Paul Goble
Staunton, July 31 – Pressure is rising to close schools in many villages and consolidate them into larger ones in district centers, a policy the Putin regime calls “optimization” intended to improve instruction but that many parents and teachers view as presaging the death of their villages and ways of life.
This policy has been in place since 2006, but it is still the case that slightly more than half of all schools in the Russian Federation are in villages, even though these institutions service only 28 percent of all Russian pupils. Given budget stringencies, the push to close them is growing (kasparov.ru/material.php?id=62F09E208C7BD§ion_id=50A6C962A3D7C).
Parents have protested and for their trouble been accused of extremism, and teachers have taken the extreme action of adopting children from regional orphanages to boost the number of pupils they have in the hopes of saving their schools. (At present, any school with fewer than 30 pupils can be closed.)
Moscow officials say that closing such small schools, many of which do not have indoor plumbing or reliable Internet access and which routinely graduate schools who do less well on standardized tests is in everyone’s interests, but few parents or teachers agree – and so more protests are likely in the coming weeks as the opening of the new school year approaches.

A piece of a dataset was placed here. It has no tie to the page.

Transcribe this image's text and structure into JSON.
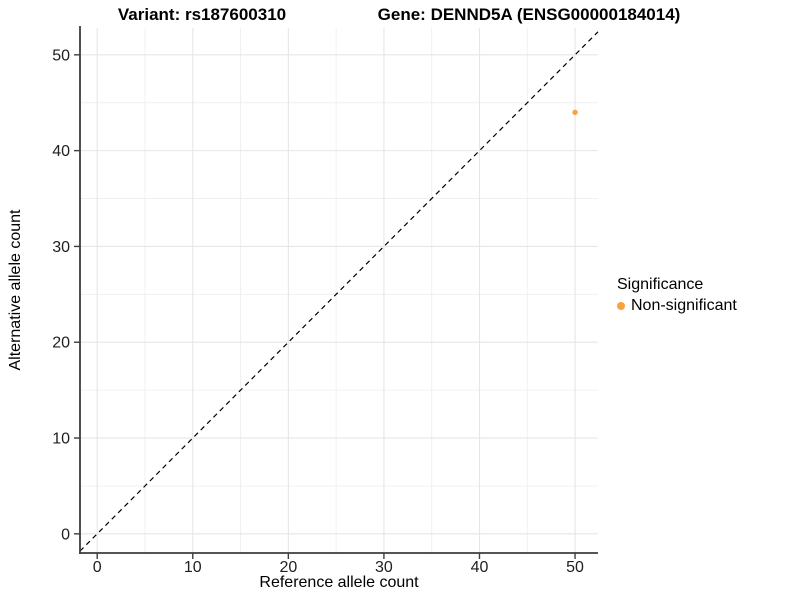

But these protests won’t be by parents and teachers against Moscow, despite this being central policy, but by them against local officials who in fact as central authorities like to say make all decisions about school operations including closings. Such an arrangement protects the center against protests but is based on a disingenuous argument.
Moscow pulls money out of the regions and villages and leaves the local officials with less money to take care of their responsibilities like education; and because education is a major part of local budgets, the local officials not surprisingly given Putin’s preferences for optimization look to cut schools to have money for other things.
That means not only that the protesters will once again be ignored but also that the children and rural Russia will suffer.